Mandelson uses his ugly schtick

Sunday 07 March 2010

Wednesday Bumped into Dame Cameron in the queue for the ladies (the gents was temporarily closed due to a day's extraparliamentary earnings having accidentally fallen out of Hague's back pocket, blocking the pipe).

Cameron has taken to cowering whenever he sees me and begging me not to chuck his PE kit on the roof. Today he was not in the mood for tomfoolery, however.

"It's these bloody opinion polls," he moaned. "I'm never going to be prime minister at this rate. And you know whose fault it is, don't you? I'm stuck with a shadow chancellor who can't add up to three without taking his trousers off!"

I had precious little sympathy to spare.

"How do you think I feel?" I asked him. "My only opposition is you and Osborne, and I still can't get ahead in the polls - it's humiliating."

Thursday Election planning meeting. Mandy outlined our strategy.

"We can't attack the Tories for promising cuts, because we're doing the same," he explained. "So, instead, we attack their cuts on the grounds that they're getting rid of all the nice people that voters depend on - nurses, librarians, primary school teachers, lollipop ladies."

One of the Milibands raised his hand.

"But who are our cuts going to get rid of, then?" Mandy smiled. Then he unveiled his master stroke.
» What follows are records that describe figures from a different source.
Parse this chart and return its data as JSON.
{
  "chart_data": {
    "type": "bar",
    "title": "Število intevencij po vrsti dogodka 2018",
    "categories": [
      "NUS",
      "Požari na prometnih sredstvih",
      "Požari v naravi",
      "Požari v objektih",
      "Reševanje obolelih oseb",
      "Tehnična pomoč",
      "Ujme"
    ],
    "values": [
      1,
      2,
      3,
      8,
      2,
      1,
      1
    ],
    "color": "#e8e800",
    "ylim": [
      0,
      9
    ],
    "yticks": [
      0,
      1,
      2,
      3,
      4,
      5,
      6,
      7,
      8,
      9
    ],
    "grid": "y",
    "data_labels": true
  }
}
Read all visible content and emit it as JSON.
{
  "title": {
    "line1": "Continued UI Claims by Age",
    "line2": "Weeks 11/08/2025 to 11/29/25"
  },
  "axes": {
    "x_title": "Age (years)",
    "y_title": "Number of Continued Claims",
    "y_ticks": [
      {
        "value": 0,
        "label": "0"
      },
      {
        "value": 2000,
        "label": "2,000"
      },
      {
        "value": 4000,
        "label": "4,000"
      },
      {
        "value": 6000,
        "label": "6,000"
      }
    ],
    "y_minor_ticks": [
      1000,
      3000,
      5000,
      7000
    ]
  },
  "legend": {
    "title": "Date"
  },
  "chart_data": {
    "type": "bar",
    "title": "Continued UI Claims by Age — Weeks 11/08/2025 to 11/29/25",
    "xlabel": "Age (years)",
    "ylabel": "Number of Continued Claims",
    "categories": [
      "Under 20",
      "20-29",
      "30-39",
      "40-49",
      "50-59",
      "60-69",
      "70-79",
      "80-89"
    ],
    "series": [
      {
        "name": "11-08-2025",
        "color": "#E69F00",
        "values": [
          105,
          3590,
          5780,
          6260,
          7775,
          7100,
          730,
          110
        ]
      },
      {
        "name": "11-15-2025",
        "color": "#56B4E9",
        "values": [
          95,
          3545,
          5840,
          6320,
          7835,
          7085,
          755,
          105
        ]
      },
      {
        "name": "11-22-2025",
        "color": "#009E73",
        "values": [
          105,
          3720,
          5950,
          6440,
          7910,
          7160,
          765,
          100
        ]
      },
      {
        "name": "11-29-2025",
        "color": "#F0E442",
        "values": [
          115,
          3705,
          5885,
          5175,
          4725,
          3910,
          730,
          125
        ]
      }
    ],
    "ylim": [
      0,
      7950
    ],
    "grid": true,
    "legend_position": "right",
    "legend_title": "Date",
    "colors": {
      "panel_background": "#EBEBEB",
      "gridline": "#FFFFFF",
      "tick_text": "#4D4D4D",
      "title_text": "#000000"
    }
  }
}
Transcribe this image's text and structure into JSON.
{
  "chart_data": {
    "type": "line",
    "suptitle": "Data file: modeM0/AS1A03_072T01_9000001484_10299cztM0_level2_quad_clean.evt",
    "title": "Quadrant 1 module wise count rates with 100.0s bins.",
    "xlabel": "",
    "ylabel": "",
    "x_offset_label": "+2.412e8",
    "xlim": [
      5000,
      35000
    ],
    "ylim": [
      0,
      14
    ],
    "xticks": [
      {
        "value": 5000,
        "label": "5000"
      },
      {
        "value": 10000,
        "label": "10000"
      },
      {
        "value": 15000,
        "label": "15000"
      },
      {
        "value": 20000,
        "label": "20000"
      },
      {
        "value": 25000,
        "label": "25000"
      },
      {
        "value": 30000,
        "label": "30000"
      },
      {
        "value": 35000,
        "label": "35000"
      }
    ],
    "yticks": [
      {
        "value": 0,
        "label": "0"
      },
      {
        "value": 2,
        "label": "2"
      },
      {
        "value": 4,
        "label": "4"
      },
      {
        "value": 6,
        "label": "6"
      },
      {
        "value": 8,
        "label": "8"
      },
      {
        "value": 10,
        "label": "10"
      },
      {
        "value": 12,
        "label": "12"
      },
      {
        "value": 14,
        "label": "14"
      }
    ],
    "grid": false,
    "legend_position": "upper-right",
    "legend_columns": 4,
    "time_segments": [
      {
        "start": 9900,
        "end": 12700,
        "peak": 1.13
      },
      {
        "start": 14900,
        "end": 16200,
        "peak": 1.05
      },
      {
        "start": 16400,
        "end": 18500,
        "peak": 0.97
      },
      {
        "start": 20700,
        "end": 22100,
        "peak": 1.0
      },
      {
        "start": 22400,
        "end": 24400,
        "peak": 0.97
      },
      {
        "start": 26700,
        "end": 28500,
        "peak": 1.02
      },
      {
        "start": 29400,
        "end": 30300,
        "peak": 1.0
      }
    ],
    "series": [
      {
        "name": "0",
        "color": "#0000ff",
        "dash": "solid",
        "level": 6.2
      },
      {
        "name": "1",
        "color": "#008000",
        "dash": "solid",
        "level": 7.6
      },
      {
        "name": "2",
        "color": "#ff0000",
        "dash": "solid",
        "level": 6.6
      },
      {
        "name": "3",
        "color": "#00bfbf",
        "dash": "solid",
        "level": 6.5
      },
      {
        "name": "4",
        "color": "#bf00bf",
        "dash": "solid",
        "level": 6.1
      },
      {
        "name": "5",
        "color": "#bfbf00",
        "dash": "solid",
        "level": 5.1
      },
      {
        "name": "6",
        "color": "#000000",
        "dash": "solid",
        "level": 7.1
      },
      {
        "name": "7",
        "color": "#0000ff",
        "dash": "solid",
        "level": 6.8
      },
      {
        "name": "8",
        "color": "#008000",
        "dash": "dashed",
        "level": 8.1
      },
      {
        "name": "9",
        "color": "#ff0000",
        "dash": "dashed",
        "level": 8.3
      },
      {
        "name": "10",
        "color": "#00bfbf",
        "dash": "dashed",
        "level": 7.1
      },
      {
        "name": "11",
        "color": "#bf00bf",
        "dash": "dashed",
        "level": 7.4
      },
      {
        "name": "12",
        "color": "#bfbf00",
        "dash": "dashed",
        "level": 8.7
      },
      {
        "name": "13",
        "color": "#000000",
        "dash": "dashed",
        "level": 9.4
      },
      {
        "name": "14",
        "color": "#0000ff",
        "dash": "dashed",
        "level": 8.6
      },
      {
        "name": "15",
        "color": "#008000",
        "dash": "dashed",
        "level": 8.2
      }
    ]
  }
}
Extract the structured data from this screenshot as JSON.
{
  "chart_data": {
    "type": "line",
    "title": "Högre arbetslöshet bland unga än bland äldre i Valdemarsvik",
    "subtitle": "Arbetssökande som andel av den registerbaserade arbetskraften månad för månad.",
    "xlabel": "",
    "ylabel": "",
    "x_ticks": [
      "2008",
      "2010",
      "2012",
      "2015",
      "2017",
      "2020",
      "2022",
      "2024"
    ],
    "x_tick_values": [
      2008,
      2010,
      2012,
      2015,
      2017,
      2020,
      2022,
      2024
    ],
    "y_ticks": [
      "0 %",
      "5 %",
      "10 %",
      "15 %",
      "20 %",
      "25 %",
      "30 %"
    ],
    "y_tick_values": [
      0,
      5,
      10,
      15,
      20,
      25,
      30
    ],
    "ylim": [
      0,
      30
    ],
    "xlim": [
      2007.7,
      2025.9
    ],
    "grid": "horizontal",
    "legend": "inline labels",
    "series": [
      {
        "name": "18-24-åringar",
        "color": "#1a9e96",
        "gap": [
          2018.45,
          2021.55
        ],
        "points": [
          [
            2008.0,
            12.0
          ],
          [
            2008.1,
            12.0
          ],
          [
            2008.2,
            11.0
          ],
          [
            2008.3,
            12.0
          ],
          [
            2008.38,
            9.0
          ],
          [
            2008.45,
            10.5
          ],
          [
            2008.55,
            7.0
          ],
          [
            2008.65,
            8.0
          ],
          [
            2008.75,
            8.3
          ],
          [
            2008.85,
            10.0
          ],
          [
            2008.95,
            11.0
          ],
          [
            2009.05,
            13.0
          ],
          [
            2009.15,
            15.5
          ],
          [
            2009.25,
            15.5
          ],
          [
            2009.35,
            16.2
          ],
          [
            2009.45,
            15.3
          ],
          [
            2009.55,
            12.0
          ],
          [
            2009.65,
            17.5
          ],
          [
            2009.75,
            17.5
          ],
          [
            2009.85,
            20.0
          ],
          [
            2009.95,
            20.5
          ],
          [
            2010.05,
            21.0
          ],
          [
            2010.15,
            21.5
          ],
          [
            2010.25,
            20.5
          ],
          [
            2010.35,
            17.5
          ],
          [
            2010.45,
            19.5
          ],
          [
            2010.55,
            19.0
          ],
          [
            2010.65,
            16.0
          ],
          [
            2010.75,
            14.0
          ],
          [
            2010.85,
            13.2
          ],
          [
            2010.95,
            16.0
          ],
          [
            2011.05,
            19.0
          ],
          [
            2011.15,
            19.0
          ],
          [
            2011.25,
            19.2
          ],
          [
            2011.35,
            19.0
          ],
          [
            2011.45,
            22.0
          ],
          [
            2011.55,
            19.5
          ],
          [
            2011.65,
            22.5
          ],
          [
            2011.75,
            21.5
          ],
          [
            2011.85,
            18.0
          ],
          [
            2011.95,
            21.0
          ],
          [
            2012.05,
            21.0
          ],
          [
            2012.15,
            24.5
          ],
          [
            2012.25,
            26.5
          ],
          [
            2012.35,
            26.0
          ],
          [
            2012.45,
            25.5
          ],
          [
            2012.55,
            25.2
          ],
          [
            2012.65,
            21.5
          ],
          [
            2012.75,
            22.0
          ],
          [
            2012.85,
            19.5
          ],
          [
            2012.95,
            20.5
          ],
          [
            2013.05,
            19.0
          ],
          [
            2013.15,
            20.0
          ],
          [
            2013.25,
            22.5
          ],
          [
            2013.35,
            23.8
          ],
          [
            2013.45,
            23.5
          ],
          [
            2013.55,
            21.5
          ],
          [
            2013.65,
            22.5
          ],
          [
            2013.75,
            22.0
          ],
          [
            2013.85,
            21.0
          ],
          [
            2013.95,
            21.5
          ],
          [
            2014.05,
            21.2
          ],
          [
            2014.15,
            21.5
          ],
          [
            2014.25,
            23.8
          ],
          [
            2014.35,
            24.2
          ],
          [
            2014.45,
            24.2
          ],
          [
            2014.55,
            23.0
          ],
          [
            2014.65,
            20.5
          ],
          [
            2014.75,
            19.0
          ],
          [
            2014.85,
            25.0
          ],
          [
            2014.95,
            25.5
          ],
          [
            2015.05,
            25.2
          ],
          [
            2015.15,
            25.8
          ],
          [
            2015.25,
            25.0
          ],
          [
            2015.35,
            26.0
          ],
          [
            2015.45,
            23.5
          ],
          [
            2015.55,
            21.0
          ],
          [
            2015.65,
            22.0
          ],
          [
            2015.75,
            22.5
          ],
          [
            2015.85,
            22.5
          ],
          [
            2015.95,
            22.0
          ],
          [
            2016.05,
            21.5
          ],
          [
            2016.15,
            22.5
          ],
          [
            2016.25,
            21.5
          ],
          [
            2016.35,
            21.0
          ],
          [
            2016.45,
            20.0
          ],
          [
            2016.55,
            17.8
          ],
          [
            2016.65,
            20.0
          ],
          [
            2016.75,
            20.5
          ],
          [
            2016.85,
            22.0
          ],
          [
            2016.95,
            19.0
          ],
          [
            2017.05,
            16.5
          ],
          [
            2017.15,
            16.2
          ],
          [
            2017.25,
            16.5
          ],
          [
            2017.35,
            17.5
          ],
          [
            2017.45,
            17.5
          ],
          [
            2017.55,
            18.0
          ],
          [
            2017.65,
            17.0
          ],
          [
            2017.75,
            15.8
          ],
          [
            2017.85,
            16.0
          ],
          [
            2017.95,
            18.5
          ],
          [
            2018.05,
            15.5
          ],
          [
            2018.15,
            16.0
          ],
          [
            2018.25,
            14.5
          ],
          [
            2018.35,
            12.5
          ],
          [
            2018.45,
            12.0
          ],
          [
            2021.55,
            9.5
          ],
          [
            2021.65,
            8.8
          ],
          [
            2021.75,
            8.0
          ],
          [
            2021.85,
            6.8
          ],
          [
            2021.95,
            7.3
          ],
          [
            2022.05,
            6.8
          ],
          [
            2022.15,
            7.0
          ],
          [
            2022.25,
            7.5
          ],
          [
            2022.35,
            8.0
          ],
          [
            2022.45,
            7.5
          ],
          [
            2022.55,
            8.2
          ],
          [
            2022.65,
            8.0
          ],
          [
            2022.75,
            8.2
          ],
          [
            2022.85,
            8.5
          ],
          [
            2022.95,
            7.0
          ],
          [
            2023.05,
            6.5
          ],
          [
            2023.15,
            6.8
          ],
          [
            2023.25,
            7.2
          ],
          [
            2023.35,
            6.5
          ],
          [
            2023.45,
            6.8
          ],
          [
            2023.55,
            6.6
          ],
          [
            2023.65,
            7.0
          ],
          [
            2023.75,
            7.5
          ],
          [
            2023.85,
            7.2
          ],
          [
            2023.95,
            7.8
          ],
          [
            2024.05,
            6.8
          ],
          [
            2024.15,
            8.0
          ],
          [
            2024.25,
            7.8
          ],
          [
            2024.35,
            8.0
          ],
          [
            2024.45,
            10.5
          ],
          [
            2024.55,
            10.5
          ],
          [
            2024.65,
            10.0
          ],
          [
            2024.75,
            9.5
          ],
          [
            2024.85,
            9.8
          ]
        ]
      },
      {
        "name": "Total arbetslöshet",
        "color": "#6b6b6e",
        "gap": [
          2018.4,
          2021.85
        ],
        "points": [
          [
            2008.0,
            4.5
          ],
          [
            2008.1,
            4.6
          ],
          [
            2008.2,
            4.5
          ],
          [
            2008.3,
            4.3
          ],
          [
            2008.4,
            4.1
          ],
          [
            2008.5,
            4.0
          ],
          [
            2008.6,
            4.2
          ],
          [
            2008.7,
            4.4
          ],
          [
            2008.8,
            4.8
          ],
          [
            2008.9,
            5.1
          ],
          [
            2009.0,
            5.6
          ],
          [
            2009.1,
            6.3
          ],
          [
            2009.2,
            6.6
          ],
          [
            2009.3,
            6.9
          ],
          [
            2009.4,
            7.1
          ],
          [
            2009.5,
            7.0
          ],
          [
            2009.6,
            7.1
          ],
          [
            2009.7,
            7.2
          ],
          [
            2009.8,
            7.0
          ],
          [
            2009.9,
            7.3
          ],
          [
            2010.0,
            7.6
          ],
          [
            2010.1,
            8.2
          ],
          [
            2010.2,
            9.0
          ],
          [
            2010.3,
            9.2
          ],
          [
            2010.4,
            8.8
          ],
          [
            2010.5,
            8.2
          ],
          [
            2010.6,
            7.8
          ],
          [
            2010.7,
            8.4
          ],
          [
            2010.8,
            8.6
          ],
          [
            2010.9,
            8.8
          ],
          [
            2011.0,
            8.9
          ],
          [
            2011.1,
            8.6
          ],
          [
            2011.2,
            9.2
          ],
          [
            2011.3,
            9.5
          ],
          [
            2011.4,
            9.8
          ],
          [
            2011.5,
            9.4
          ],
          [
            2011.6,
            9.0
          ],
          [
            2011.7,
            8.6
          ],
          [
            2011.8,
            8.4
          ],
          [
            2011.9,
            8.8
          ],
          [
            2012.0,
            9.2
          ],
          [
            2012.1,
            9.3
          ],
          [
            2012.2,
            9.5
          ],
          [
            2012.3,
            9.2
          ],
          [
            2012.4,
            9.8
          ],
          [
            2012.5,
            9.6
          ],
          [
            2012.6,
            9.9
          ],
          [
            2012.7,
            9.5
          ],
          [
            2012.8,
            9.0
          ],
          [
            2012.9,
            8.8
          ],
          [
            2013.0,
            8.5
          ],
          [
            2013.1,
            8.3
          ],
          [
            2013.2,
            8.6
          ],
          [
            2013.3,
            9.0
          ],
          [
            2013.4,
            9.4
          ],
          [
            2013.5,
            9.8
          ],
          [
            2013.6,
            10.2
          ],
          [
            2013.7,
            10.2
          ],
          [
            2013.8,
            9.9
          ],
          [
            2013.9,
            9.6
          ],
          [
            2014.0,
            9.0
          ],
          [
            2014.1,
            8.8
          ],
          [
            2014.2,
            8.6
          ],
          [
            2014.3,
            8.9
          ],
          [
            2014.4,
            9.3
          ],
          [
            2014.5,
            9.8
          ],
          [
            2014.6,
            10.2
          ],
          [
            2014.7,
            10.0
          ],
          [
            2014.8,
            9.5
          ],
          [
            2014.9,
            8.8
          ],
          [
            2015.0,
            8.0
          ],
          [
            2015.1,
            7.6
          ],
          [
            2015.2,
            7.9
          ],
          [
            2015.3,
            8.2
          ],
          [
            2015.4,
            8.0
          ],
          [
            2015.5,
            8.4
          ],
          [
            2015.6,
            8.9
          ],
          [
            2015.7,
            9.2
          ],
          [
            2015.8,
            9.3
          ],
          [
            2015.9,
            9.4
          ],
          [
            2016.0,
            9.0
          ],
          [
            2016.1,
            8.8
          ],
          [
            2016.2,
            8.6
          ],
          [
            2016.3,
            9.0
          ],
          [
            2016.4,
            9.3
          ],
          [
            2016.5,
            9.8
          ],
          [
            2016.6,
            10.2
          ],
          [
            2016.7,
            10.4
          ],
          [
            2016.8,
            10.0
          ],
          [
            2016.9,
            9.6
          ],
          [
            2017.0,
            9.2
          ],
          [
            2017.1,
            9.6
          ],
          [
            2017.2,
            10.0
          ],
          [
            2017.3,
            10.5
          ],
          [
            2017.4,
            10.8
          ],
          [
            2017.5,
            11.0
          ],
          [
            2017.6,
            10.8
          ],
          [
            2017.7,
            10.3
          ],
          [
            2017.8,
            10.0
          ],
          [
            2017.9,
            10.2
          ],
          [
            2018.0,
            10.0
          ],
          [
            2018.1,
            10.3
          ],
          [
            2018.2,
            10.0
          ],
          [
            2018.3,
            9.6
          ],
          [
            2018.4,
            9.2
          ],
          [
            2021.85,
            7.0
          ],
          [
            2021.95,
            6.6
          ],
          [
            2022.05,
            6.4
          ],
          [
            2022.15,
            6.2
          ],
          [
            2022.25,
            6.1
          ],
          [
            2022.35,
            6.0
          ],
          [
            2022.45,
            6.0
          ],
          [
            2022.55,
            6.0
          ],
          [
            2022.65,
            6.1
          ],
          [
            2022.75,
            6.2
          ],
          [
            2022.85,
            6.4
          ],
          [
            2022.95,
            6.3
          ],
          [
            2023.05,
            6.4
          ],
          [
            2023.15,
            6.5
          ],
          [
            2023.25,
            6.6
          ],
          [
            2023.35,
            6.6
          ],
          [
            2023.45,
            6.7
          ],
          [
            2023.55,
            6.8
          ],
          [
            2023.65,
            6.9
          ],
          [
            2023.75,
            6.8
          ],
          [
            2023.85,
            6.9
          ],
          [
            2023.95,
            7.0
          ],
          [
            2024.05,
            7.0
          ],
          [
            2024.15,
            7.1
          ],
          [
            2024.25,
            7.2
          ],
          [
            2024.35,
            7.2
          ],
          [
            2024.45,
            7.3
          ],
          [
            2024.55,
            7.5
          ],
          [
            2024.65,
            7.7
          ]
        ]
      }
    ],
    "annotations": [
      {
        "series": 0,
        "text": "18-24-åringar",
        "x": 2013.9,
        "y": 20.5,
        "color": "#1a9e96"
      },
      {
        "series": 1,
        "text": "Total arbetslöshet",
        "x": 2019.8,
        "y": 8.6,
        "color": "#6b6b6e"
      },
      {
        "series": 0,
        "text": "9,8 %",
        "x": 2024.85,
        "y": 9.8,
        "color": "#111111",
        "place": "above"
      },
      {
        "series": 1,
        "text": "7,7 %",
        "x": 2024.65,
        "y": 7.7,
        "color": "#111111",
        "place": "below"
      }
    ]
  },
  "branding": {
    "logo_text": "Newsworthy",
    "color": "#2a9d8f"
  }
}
"We promise only to sack nasty, ugly people," he said. "We're going to comb through the public services and weed out all the ones with squints, funny teeth or bad breath. All the ones who don't like puppies or forget to send Mother's Day cards. We'll sack all the men who are bald but have long hair at the back and all the overweight women who wear a dress that's one size too small for them."

He gazed around at us in triumph.

"Who is going to come out on strike," he concluded, "for the reinstatement of someone with big feet and spots who never turns up at anyone's leaving do - irrespective of whether he's a paediatric anaesthetist?"

Friday Darling was very excited about Germany's new plan to end the economic crisis in euroland. Apparently they're advising people to start work earlier and finish later.

I scratched my head. Wouldn't that mean that workers were producing even more things than before?

"Exactly," said Darling, "which is wonderful, isn't it? I mean, everybody likes things, don't they?"

I tried to figure it out. People working longer hours for the same money. Thus yet more goods on sale with consumers no better able to afford them. Result, surely, is falling prices, smaller profits, less investment, fewer jobs...

Darling stuck his fingers in his ears. "La-la-la," he cried. "La-la-la, I'm not listening. You're saying wrong stuff, and I'm going to tell Mandy!"

Saturday In a quiet moment, Mrs Gordon and I reflected on the sad death of Michael Foot.

"Just imagine," said she, "if he'd won in 1983 with that manifesto - a public bank operated through the Post Office, tighter controls on bank lending, public services renationalised, Britain out of the EEC, massive investment in key industries."

I shuddered. "I know," I agreed. "This country could have been in a right old mess!"